Bank of England Governor Andrew Bailey cast the decisive vote, while four members advocated for a 25-basis-point cut to 3.75%. The Bank of England stated that the 3.8% inflation rate in September “is likely to have already peaked.”

The minutes revealed that among the officials who voted to keep rates unchanged, Bailey was the most dovish, leaning towards supporting a rate cut as he believed that inflation risks “had recently declined and become more balanced.”

In a written statement, he remarked, “We still anticipate that interest rates will decline gradually, but before implementing another rate cut, we need to ensure that inflation is moving toward our 2% target.”

Although the market had anticipated this decision, the Bank of England revised its guidance, stating that interest rates “are likely to continue declining gradually,” while dropping the word ‘cautiously.’

This reform in the Bank of England’s communication framework allows each MPC member to explain the rationale behind their decisions. Bailey noted, “Since August, the upside risks to inflation are no longer as pressing,” and his choice to maintain rates was aimed at waiting for further evidence.

He added that his position reflects the interest rate path implied by the ‘forward-looking Taylor Rule,’ which, according to the central bank’s documents, suggests three rate cuts over the next year. Voting alongside Bailey were Deputy Governor for Monetary Policy Clare Lombardelli, Chief Economist Huw Pill, and external members Catherine Mann and Megan Greene.

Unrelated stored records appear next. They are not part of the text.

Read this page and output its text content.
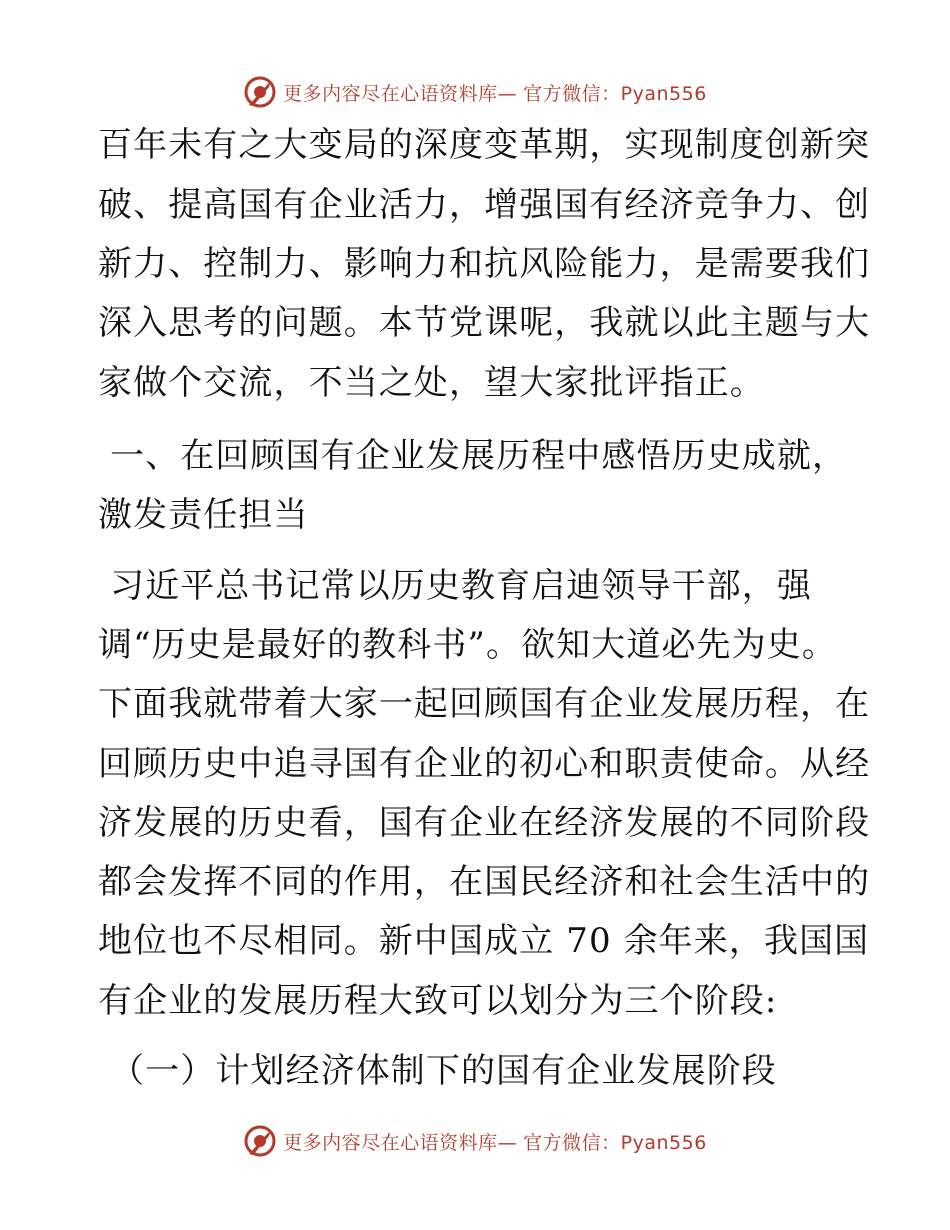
更多内容尽在心语资料库— 官方微信：Pyan556
百年未有之大变局的深度变革期，实现制度创新突
破、提高国有企业活力，增强国有经济竞争力、创
新力、控制力、影响力和抗风险能力，是需要我们
深入思考的问题。本节党课呢，我就以此主题与大
家做个交流，不当之处，望大家批评指正。
一、在回顾国有企业发展历程中感悟历史成就，
激发责任担当
习近平总书记常以历史教育启迪领导干部，强
调“历史是最好的教科书”。欲知大道必先为史。
下面我就带着大家一起回顾国有企业发展历程，在
回顾历史中追寻国有企业的初心和职责使命。从经
济发展的历史看，国有企业在经济发展的不同阶段
都会发挥不同的作用，在国民经济和社会生活中的
地位也不尽相同。新中国成立 70 余年来，我国国
有企业的发展历程大致可以划分为三个阶段:
（一）计划经济体制下的国有企业发展阶段
更多内容尽在心语资料库— 官方微信：Pyan556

Deputy Governor for Financial Stability Sarah Breeden, who joined the committee in 2023, dissented from Bailey for the first time, favoring a rate cut. She stated that ‘upside risks to inflation have diminished,’ while downside risks on the demand side ‘have become more prominent.’

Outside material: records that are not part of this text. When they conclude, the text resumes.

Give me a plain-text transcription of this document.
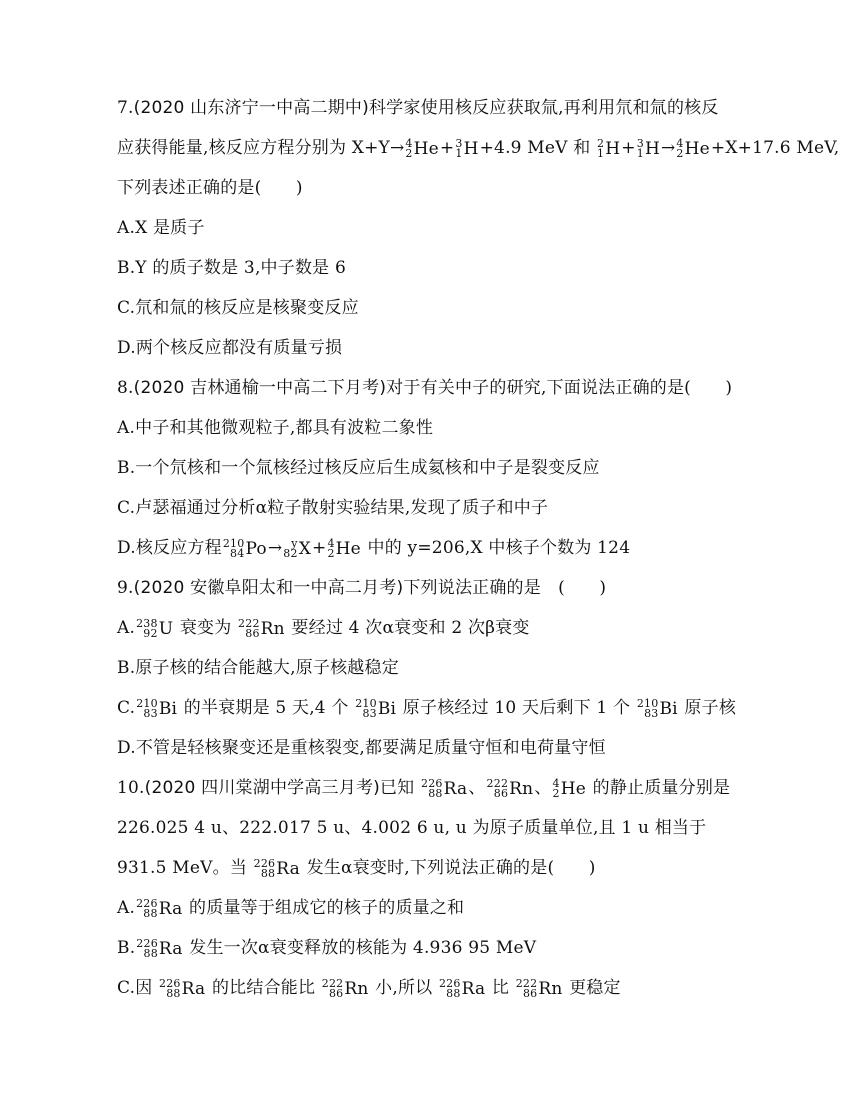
7.(2020 山东济宁一中高二期中)科学家使用核反应获取氚,再利用氘和氚的核反
应获得能量,核反应方程分别为 X+Y→ 4
2 He + 3
1 H +4.9 MeV 和 2
1 H + 3
1 H → 4
2 He +X+17.6 MeV,
下列表述正确的是(　　)
A.X 是质子
B.Y 的质子数是 3,中子数是 6
C.氘和氚的核反应是核聚变反应
D.两个核反应都没有质量亏损
8.(2020 吉林通榆一中高二下月考)对于有关中子的研究,下面说法正确的是(　　)
A.中子和其他微观粒子,都具有波粒二象性
B.一个氘核和一个氚核经过核反应后生成氦核和中子是裂变反应
C.卢瑟福通过分析α粒子散射实验结果,发现了质子和中子
D.核反应方程 210
84 Po → y
82 X + 4
2 He 中的 y=206,X 中核子个数为 124
9.(2020 安徽阜阳太和一中高二月考)下列说法正确的是　(　　)
A. 238
92 U 衰变为 222
86 Rn 要经过 4 次α衰变和 2 次β衰变
B.原子核的结合能越大,原子核越稳定
C. 210
83 Bi 的半衰期是 5 天,4 个 210
83 Bi 原子核经过 10 天后剩下 1 个 210
83 Bi 原子核
D.不管是轻核聚变还是重核裂变,都要满足质量守恒和电荷量守恒
10.(2020 四川棠湖中学高三月考)已知 226
88 Ra 、 222
86 Rn 、 4
2 He 的静止质量分别是
226.025 4 u、222.017 5 u、4.002 6 u, u 为原子质量单位,且 1 u 相当于
931.5 MeV。当 226
88 Ra 发生α衰变时,下列说法正确的是(　　)
A. 226
88 Ra 的质量等于组成它的核子的质量之和
B. 226
88 Ra 发生一次α衰变释放的核能为 4.936 95 MeV
C.因 226
88 Ra 的比结合能比 222
86 Rn 小,所以 226
88 Ra 比 222
86 Rn 更稳定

Deputy Governor for Markets Dave Ramsden, along with external members Alan Taylor and Swati Dhingra, were other dovish members.

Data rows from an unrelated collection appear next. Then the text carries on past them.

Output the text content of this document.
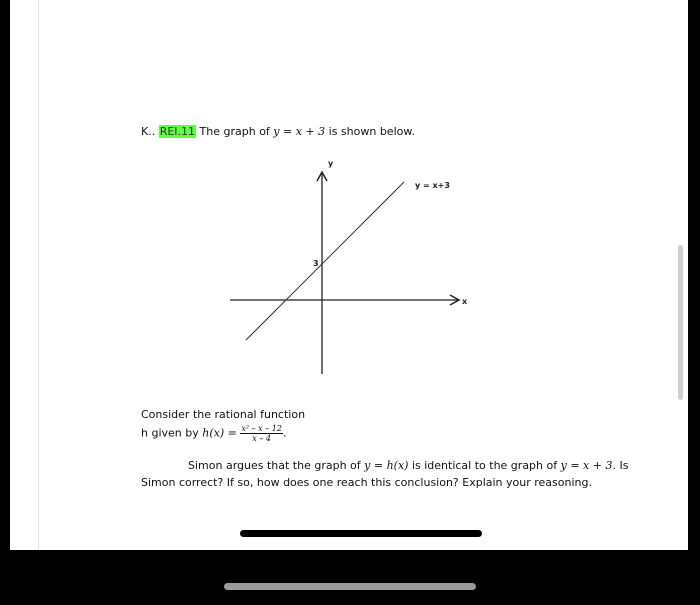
K.. REI.11 The graph of y = x + 3 is shown below.
y
x
y = x+3
3
Consider the rational function
h given by $h(x) = \frac{\text{x² – x – 12}}{x - 4}$ .
Simon argues that the graph of y = h(x) is identical to the graph of y = x + 3. Is
Simon correct? If so, how does one reach this conclusion? Explain your reasoning.
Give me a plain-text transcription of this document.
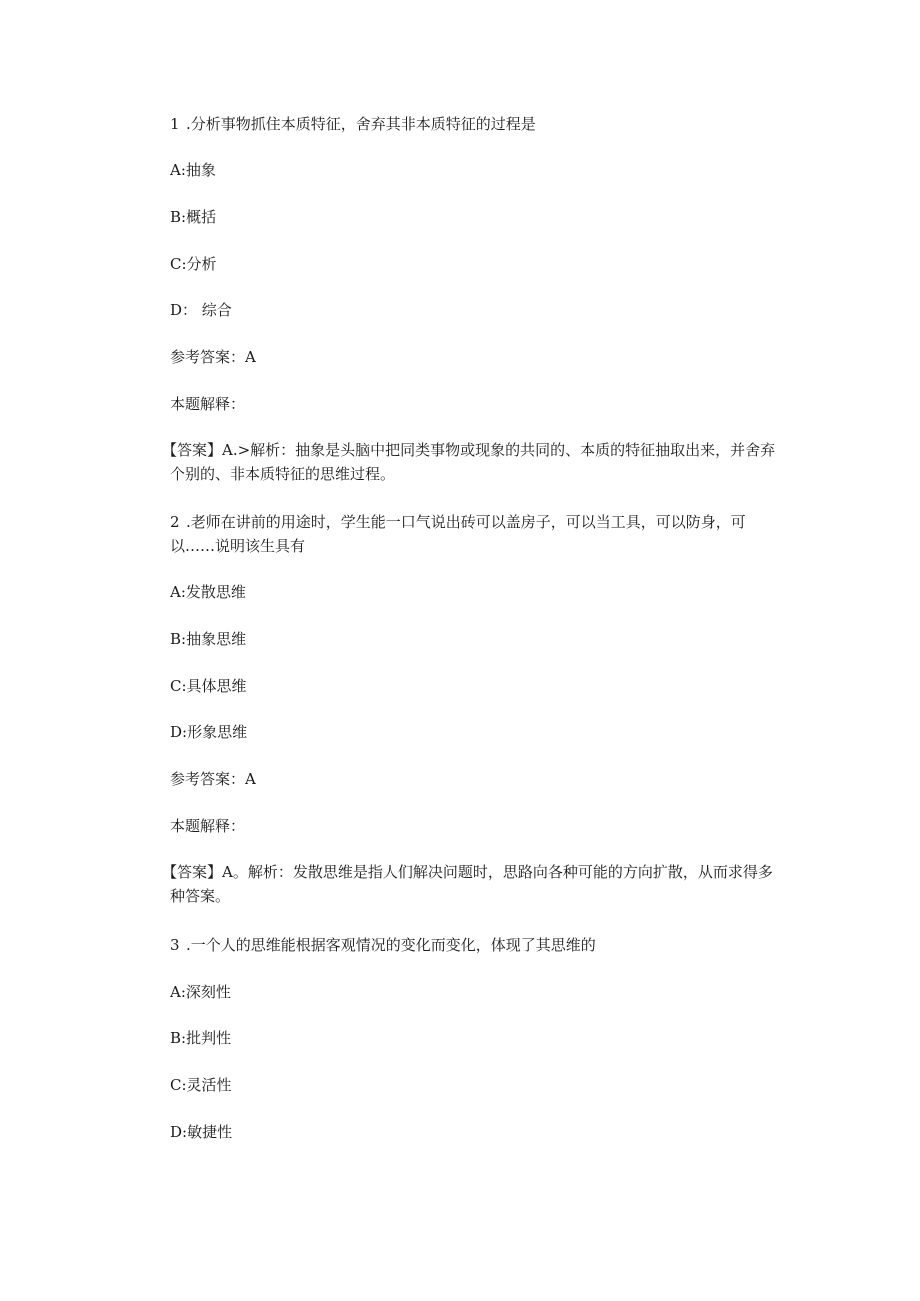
1 .分析事物抓住本质特征，舍弃其非本质特征的过程是
A:抽象
B:概括
C:分析
D： 综合
参考答案：A
本题解释：
【答案】A.>解析：抽象是头脑中把同类事物或现象的共同的、本质的特征抽取出来，并舍弃个别的、非本质特征的思维过程。
2 .老师在讲前的用途时，学生能一口气说出砖可以盖房子，可以当工具，可以防身，可以……说明该生具有
A:发散思维
B:抽象思维
C:具体思维
D:形象思维
参考答案：A
本题解释：
【答案】A。解析：发散思维是指人们解决问题时，思路向各种可能的方向扩散，从而求得多种答案。
3 .一个人的思维能根据客观情况的变化而变化，体现了其思维的
A:深刻性
B:批判性
C:灵活性
D:敏捷性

The Monetary Policy Report noted, ‘Risks associated with greater persistence of inflation have receded, while risks to medium-term inflation posed by weaker demand have become more pronounced, making the overall risks now more balanced.’

This interest rate decision comes weeks before Chancellor of the Exchequer Rachel Reeves is set to unveil the budget, in which she is expected to announce substantial tax increases that could dampen growth and suppress inflation. The Bank of England based its forecasts and policy decisions on the fiscal framework established in March and did not incorporate any anticipated budget measures.

Based on these assumptions, the Bank of England’s updated projections indicate that inflation will fall to 3.1% early next year and stabilize near the 2% target starting from the second quarter of 2027; unemployment is projected to peak at 5.1% in the second quarter, up from the 4.9% forecast in August. The bank revised its growth forecast for this year upward from 1.25% to 1.5%, maintaining its outlook for 2026 and 2027 unchanged.

At 4%, the UK’s interest rate is tied with the US for the highest level among G7 countries, but markets widely expect the Federal Reserve to ease policy more quickly. Reeves remarked earlier this week that the current interest rate level ‘is constraining business borrowing and adding pressure to household finances.’